My point being, you can’t just put two words together and act like it’s normal.  Situationship.  Barf.  While we’re at it, let’s just go ahead and coin some others.  Strangulationship: a romantic or sexual relationship between two or more partners who like to choke one another.  Like, “Hey, Sterl, we missed you at the party, what’s up?”  “Ah, yeah, sorry lads, I got tied up with what’s-her-name, you know, the one you met at the game the other week?  Well, we made it official and are in a strangulationship.”  Or an alienationship: a romantic or sexual relationship between to or more partners who are together because they’re total outcasts.  Like, “Did you see Sterl sitting over at the loser lunch table with what’s-her-name?  They’re probably in an alienationship, gross!”  Or—this one might be a little thorny—but what about an abortionship?  Like, “I thought Sterl and what’s-her-face broke it off?”  “Well, you know, they can’t ever fully break it off on account of their abortionship.”
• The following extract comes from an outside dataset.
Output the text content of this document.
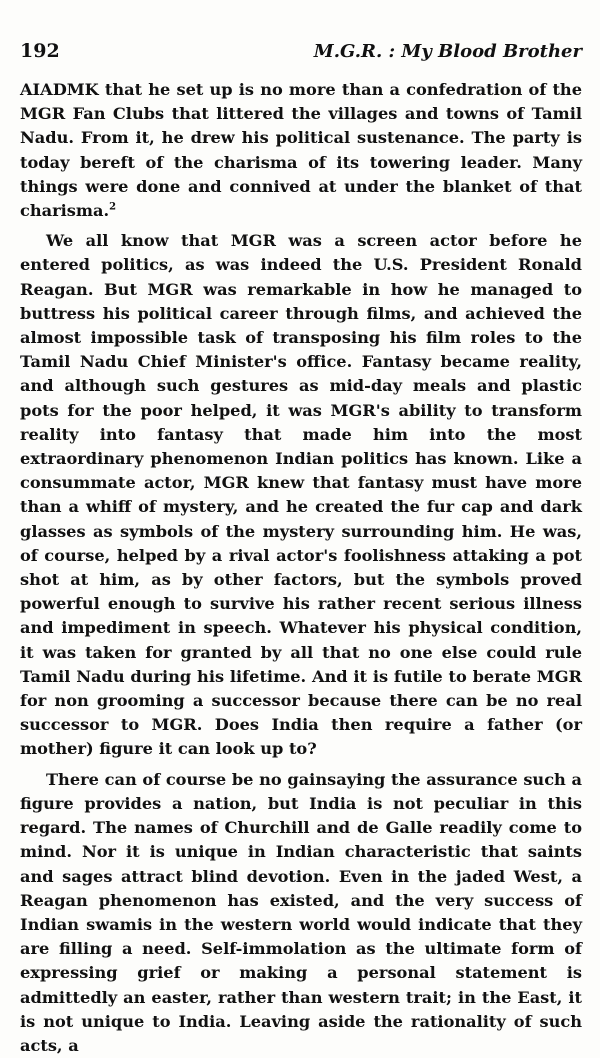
192	M.G.R. : My Blood Brother

AIADMK that he set up is no more than a confedration of the MGR Fan Clubs that littered the villages and towns of Tamil Nadu. From it, he drew his political sustenance. The party is today bereft of the charisma of its towering leader. Many things were done and connived at under the blanket of that charisma.$^2$

We all know that MGR was a screen actor before he entered politics, as was indeed the U.S. President Ronald Reagan. But MGR was remarkable in how he managed to buttress his political career through films, and achieved the almost impossible task of transposing his film roles to the Tamil Nadu Chief Minister's office. Fantasy became reality, and although such gestures as mid-day meals and plastic pots for the poor helped, it was MGR's ability to transform reality into fantasy that made him into the most extraordinary phenomenon Indian politics has known. Like a consummate actor, MGR knew that fantasy must have more than a whiff of mystery, and he created the fur cap and dark glasses as symbols of the mystery surrounding him. He was, of course, helped by a rival actor's foolishness attaking a pot shot at him, as by other factors, but the symbols proved powerful enough to survive his rather recent serious illness and impediment in speech. Whatever his physical condition, it was taken for granted by all that no one else could rule Tamil Nadu during his lifetime. And it is futile to berate MGR for non grooming a successor because there can be no real successor to MGR. Does India then require a father (or mother) figure it can look up to?

There can of course be no gainsaying the assurance such a figure provides a nation, but India is not peculiar in this regard. The names of Churchill and de Galle readily come to mind. Nor it is unique in Indian characteristic that saints and sages attract blind devotion. Even in the jaded West, a Reagan phenomenon has existed, and the very success of Indian swamis in the western world would indicate that they are filling a need. Self-immolation as the ultimate form of expressing grief or making a personal statement is admittedly an easter, rather than western trait; in the East, it is not unique to India. Leaving aside the rationality of such acts, a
Anyway, I kept thinking about the situationship, the one in which Desdemona’s friend was involved, so I headed over to the mall to speak to her in person.  Whenever I go to the mall, I’m reminded about how great of a gig Des has got.  The bungee jumping contraption thingamabob is located in the main atrium, so your nostrils are immediately caressed by a pleasant fusion of sweet and salty and savory scents, of cinnamon rolls, pretzels, and General Tso’s chicken.  Not sure how Des has so much restraint.  I’d be the leading candidate on TLC’s casting list for its next season of My 600-Lb Life.  If I hadn’t spotted her immediately, I’d have taken a couple laps, gotten in a few lines, filled up my belly.  Alas!  So, I rolled on up and cut the line, ducked underneath the black dividers, and then, woah, this mom holding her fat son’s hand started going crazy!  Yelling at me that I was a line-skipper and that I was dead to her and that I’d never amount to anything in life.  Like, ma’am, this is a bungee jump, not the line for Santa?  I told her I wasn’t trying to skip, I was just trying to talk to my friend Desdemona and clarify some things on her friend’s situationship.  The mom was like “I don’t give a flip what you’re doing, Rupert is up next!”  By this point, Des had come over and warned me not to mess with this woman, that she was here at the mall with Rupert every day and that she forced him to ride the bungee jump.  Oh my God, I thought to myself.  I asked Des if we should call CPS and she said, no, that this was just one of those injustices in life that you had to deal with.  I realized she was right, so we stepped aside while the crazy lady forced poor Rupert through.  As he passed, he slowly cocked his head over to me, and I swear I saw him mouth the word “Help.”  And I’ve been thinking about it ever since, how I did absolutely nothing, like a coward, as Des strapped the lug of a child into the contraption, the excess folds of his groin protruding out of the big rubber diaper suspended by bungee cords, and then his mom shouting at him to bounce, Rupert! bounce! and Rupert began to bounce, ever so slightly, and his mom yelled at him to bounce higher! touch the sky, Rupert! and she began to laugh and clap maniacally as her son struggled to touch the sky.  Des asked what’s up, but I’d forgotten why I came down to the mall.